Rue is actually impressed by that logic. “Okay. All right. Then that is an amazing shirt.” She covers her mouth with one hand as she laughs. “I thought you just wore it to disarm me.” A shrug. “It worked, by the way.” So, job well done.

“You want some arm candy, or are you going solo? I can go get changed, grab my bag. It’ll only take me a minute.” Her smile is bright, like you know you wanna~ “Maybe three.” Models know how to change fast, but she can be realistic. Ish.

“No spotter needed today,” Avi admits with a lopsided smile. “But your concern for my well-being is appreciated. I just came down here to clear the air. I wanted you to know that I wasn't mad forever, just mad then.” Distinction made, Avi straightens his posture and offers Rue a formal salute.

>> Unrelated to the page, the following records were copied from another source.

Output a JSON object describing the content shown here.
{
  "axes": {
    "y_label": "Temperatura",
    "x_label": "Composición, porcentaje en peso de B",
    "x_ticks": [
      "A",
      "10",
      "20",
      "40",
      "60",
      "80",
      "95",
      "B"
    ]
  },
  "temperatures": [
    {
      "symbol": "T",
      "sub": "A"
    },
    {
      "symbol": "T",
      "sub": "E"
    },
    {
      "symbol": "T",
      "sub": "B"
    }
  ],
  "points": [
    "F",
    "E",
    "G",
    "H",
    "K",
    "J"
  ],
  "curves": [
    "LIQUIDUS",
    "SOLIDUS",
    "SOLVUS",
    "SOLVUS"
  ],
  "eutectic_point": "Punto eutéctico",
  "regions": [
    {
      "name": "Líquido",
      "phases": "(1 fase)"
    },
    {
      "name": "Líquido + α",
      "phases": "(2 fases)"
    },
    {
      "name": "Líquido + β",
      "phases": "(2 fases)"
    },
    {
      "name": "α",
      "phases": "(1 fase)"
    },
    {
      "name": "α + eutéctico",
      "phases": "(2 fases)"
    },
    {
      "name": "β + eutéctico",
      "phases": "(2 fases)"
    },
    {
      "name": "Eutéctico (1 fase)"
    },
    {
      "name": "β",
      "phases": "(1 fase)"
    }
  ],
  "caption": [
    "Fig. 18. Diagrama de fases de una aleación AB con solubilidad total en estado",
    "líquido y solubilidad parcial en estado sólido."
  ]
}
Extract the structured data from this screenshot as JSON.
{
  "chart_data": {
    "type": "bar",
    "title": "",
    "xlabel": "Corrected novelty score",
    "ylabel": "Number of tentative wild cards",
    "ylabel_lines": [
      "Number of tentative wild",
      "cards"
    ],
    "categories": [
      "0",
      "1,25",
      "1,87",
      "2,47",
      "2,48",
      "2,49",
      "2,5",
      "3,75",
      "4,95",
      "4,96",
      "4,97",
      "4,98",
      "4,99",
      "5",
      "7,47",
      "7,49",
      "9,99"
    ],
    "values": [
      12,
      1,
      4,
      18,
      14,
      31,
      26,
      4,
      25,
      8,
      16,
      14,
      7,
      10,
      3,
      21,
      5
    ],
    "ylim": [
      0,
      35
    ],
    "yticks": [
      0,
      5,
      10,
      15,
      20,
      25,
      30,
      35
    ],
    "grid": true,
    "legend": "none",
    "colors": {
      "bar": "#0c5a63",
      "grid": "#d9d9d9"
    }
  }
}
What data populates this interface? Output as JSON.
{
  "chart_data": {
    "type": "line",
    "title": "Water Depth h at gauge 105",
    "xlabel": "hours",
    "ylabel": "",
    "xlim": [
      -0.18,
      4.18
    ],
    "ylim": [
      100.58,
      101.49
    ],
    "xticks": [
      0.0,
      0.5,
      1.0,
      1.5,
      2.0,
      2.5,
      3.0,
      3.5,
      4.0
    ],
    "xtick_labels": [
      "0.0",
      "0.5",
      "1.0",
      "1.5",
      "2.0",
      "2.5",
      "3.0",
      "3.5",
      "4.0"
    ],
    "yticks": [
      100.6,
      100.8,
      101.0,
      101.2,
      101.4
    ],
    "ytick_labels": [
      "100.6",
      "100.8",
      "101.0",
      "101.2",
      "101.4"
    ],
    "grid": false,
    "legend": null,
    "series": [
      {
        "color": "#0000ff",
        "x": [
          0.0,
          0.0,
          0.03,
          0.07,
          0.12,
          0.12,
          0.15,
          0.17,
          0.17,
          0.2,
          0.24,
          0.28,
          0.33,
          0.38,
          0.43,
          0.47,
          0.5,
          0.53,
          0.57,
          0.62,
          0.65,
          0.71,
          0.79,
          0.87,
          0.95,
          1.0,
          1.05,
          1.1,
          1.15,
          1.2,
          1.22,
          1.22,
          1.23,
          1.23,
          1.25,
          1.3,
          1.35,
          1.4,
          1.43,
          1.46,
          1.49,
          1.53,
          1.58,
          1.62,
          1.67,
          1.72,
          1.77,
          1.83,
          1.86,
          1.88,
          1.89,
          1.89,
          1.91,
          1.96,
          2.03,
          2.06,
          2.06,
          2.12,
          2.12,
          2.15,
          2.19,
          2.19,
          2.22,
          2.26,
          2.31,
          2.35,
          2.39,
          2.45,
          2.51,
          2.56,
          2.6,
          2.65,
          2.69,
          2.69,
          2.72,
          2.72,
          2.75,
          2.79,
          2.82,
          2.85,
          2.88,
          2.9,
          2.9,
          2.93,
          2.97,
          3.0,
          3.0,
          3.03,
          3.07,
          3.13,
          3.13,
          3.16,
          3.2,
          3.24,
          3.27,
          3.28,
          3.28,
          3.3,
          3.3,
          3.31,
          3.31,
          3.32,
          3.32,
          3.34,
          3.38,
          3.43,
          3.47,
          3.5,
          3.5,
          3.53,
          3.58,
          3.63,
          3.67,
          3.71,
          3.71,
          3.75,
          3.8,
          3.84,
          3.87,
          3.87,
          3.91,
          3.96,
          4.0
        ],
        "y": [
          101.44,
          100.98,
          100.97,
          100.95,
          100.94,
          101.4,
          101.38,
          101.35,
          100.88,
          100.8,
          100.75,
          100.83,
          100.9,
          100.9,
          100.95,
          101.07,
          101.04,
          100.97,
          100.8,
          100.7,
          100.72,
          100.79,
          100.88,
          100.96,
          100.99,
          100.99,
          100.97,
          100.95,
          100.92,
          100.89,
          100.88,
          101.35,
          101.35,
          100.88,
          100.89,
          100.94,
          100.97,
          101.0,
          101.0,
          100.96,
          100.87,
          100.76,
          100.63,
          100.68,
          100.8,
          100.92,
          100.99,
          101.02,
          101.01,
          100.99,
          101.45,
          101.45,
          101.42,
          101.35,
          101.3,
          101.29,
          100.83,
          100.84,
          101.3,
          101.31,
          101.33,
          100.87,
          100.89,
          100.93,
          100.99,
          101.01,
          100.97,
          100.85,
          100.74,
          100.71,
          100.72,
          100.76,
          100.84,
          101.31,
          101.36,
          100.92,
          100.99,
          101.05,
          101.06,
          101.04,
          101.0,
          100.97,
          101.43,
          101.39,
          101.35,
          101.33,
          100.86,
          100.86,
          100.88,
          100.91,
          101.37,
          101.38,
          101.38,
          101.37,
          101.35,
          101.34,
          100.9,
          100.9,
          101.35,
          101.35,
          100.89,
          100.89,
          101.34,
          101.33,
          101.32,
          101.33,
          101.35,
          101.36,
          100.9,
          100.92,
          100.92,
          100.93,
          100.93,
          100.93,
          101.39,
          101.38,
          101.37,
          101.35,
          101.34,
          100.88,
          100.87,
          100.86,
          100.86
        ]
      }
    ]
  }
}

“Afterward,” Avi says firmly, “we can grab a sandwich or something. There's a great place across the river. You'd like it.” Whatever it is with him and Jensen and a good sandwich is probably another story she’ll be forced to hear. Time and again. Because he'll forget he told her already. He presumes, however, she'll be happy to listen.

And he’d be right. “All right. But just know you missed out on being the first to see my new swimsuit.” Her grin fades, continuing more seriously. “Thanks. For real.” She could say more, about how she’s going to try harder, do better, but he already knows all that.

“Afterward,” she repeats, like it’s a deal. “You know where to find me.”